Leaving the following code as it is:

while (p->chan && ast_channel_trylock(p->chan)) {
   DEADLOCK_AVOIDANCE(&p->lock);
}

Allows for the situation whereby p gets destroyed or changed, meaning that the p->lock that Asterisk is trying to grab no longer exists. This leaves this code section stuck. Of course the problem with this is that the channel itself is still locked, so tons of threads build up trying to access the channel or parts of it. The solution I'm currently testing is to lock p->chan first, then lock p->lock and it seems to be working pretty well. I realise that there is a risk of p->lock being grabbed while trying to lock p->chan however I don't know a way around this. You need to get and keep locks on ast, p->lock and p->chan while ensuring that p is not null and p->chan is not null.

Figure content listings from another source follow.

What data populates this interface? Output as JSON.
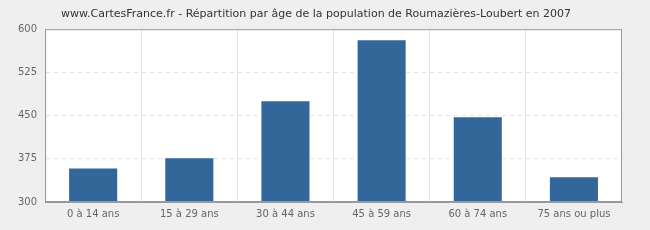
{
  "chart_data": {
    "type": "bar",
    "title": "www.CartesFrance.fr - Répartition par âge de la population de Roumazières-Loubert en 2007",
    "categories": [
      "0 à 14 ans",
      "15 à 29 ans",
      "30 à 44 ans",
      "45 à 59 ans",
      "60 à 74 ans",
      "75 ans ou plus"
    ],
    "values": [
      358,
      376,
      475,
      581,
      447,
      343
    ],
    "color": "#336699",
    "ylim": [
      300,
      600
    ],
    "yticks": [
      300,
      375,
      450,
      525,
      600
    ],
    "grid": true
  }
}
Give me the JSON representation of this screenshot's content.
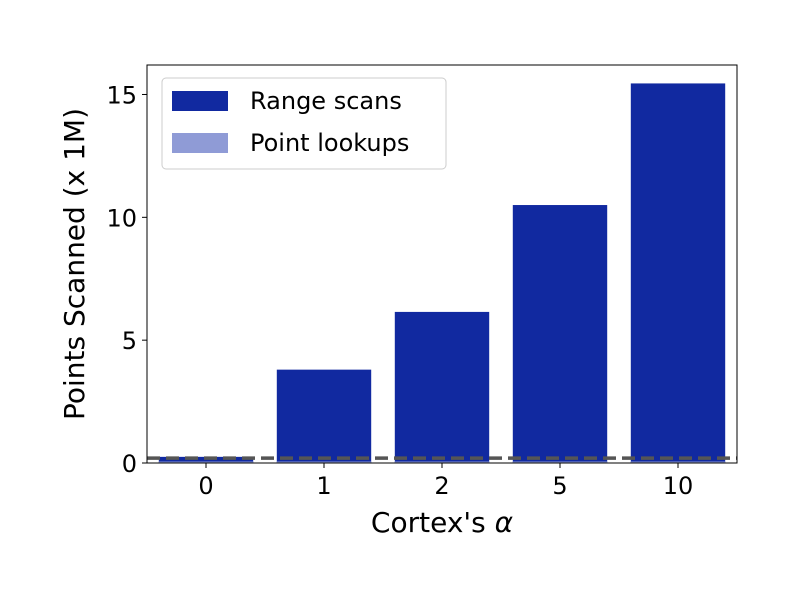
{
  "chart_data": {
    "type": "bar",
    "title": "",
    "xlabel": "Cortex's",
    "xlabel_symbol": "α",
    "ylabel": "Points Scanned (x 1M)",
    "categories": [
      "0",
      "1",
      "2",
      "5",
      "10"
    ],
    "series": [
      {
        "name": "Range scans",
        "values": [
          0.25,
          3.8,
          6.15,
          10.5,
          15.45
        ],
        "color": "#1129a0"
      },
      {
        "name": "Point lookups",
        "values": [
          0.06,
          0.06,
          0.06,
          0.06,
          0.06
        ],
        "color": "#8f9bd6"
      }
    ],
    "reference_line": {
      "value": 0.2,
      "style": "dashed",
      "color": "#555555"
    },
    "ylim": [
      0,
      16.2
    ],
    "yticks": [
      0,
      5,
      10,
      15
    ],
    "legend_position": "top-left",
    "grid": false
  }
}
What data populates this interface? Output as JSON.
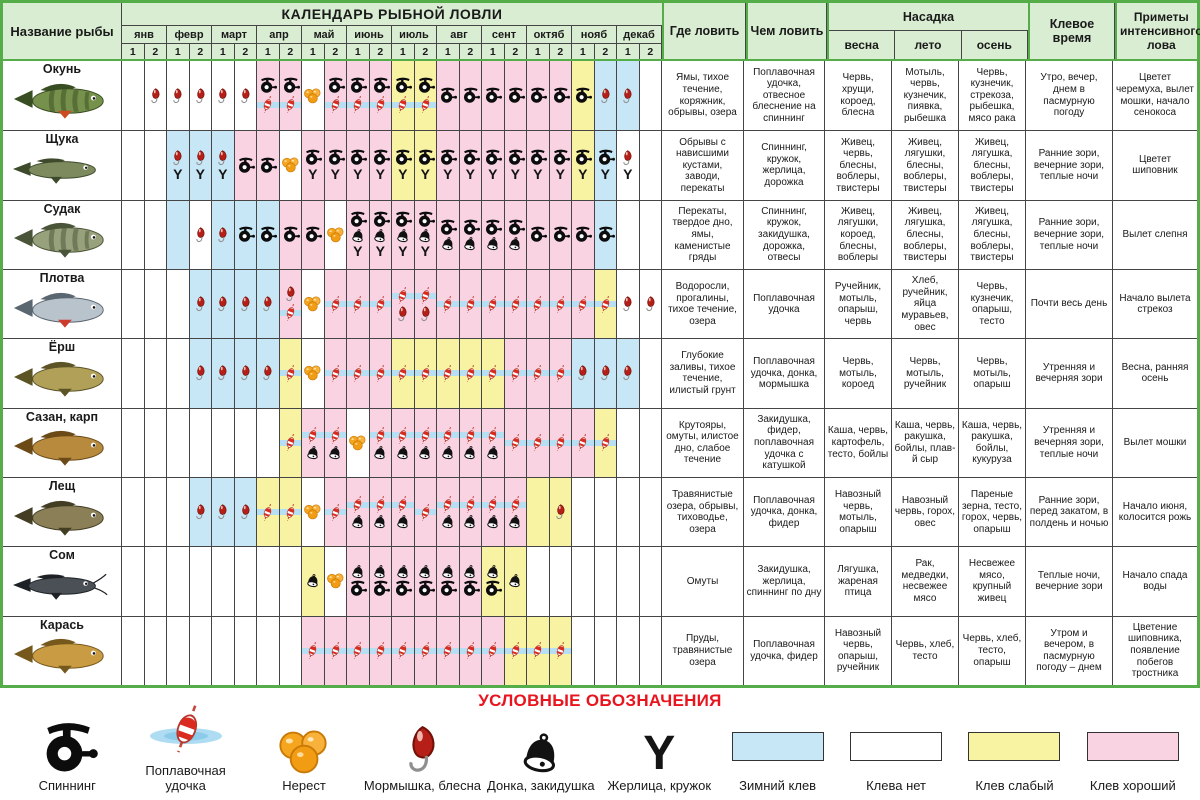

Not an easy task!

By: David Vossel (dvossel) 2009-07-09 17:31:37

If a lock is attempted on p->lock when it doesn't exist I'd expect Asterisk to crash, not hang.

I've looked through all your threadlock output files and I'm seeing several different issues here.  It appears you have updated since this was reported in 1.4.19, so I'm not entirely sure which of these issues are still prevalent.  I need to know what version you are currently using and what log output is associated with that.  It would help if you could update to the latest 1.4 release and reproduce this.  That way I wouldn't have to determine if the issue has been resolved in a later version or not.

By: Leif Madsen (lmadsen) 2009-07-24 10:19:15

Ping!

Any chance for information from an updated version of Asterisk?

By: Leif Madsen (lmadsen) 2009-07-27 15:21:44

I'm closing this due to lack of response from reporter. However, if the reporter has the information requested, please do feel free to reopen the issue and comment. Thanks!